I often learn as much by talking to people in between sessions at a conference as I do when listening to the presentations, and this week's Predictive Analytics World event has been no exception. I had the opportunity to see and chat with some very smart people Monday, and here, in no particular order, are five interesting takeaways from those conversations. The conference continues Tuesday at the Seaport World Trade Center in Boston.
- Data Scientists really aren't. That is, they're not scientists in the traditional sense, says Andrew Fast, who carries the title at Elder Research Inc. While Fast figures the term was appropriated from academia at some point, what data scientists do in a business context is far from academic. It's about engineering a solution to a business problem using an iterative process that gradually hones in on the solution. The process also requires the application of business domain expertise. So what should we call him? A more descriptive title might be "applied statistician" or "data engineer," he says.
- The future of analytics is multimodal. While most people focus data mining efforts on a single data type, targeting just structured data, or just textual data, multimodal interactions that include structured, unstructured and semi-structured data types such as spatial or temporal data (time series data such as stock history) are the wave of the future, says Fast.
- It's not just you: Data silos are still a huge barrier for many analytics projects. Many organizations can't even get one data type together from all sources, never mind thinking about a multimodal project. One attendee from a large insurance company said organizational and data silos still linger from the industry's expansion into other financial services areas long ago. At KeyBank even its analytics group was fragmented. David Bonalle, director of marketing and insight, estimates that the regional bank had between 15 and 20 analytics units buried within the various product and marketing groups, and 13 different databases. The bank has since consolidated all analytics into a single center of excellence that has full access to all data sets. And the organization reports to the CEO -- not to IT or marketing.
- People are just dying for the right diagosis: As many as 15% of medical cases may have been misdiagnosed by physicians, and this can lead to fatal consequences, says Edward Hoffer, associate clinical professor of medicine at Harvard. Hoffner has been working to improve DXplain, a database hosted at Massachusetts General Hospital that describes some 2,500 illnesses. But physicians may not be ready to reach for such a resource. When presented with challenging cases and asked to provide a diagnosis, 72% of doctors participating in the study were confident that they had the right diagnosis -- but they were correct only only 48% of the time. With harder cases the disparity only widened.
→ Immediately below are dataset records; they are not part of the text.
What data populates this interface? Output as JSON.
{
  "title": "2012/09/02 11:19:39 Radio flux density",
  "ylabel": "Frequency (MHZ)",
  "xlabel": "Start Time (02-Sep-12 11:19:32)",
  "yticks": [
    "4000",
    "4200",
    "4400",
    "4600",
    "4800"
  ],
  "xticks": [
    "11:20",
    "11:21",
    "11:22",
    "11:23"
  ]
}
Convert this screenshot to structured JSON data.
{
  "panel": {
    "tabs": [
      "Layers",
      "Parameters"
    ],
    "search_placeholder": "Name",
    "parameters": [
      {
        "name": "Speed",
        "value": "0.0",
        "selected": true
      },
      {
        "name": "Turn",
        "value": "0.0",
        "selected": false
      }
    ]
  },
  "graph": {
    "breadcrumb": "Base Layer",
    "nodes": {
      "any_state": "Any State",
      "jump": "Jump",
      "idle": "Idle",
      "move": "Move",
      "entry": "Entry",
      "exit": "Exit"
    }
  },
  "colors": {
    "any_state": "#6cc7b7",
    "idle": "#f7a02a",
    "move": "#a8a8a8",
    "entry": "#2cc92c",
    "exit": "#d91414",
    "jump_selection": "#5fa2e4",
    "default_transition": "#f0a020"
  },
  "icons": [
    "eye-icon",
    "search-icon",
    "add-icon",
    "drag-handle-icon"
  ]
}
Doctors correctly diagnosed the problem only 7% of the time, but their confidence level about their diagnosis only dropped a small amount, to 63%. "They were wrong almost all the time but were almost equally confident they were right," he says. So, rather than promote the current "pull" model, where the doctor needs to ask for help, MGH wants to try a push model. Detecting diagnostic errors is extremely difficult, so Hoffer is experimenting with an advanced text analytics project to help guide doctors. The system must automatically extract case findings, check to see if the doctor is off track, and proactively make suggestions. The challenge, he says, is that due to all of the jargon and abbreviations in medical data, "It's hard to understand what they are saying."
- How much "training data" is enough for a predictive model? Think flat. Keep adding data until the trend line flattens, says Michael Berry, analytics director for TripAdvisor. For example, Berry wanted to track when the first person from a country posted to TripAdvisor this year. The first 60 countries were represented in the first 1,000 user reviews. Then the pace slowed, with users from new countries spaced much farther apart. (Just in case you're curious, the first post this year on TripAdvisor came from the UK, while the last post from a new country, Chad, arrived after 7.6 million other reviews had been posted.)
- Big data is no big deal. "We figured out how to deal with it," and that's well trodden ground, says Berry. It's far more important to focus on whether your data is clean, making sure your samples are unbiased, and combining and transforming variables in ways that make more information available.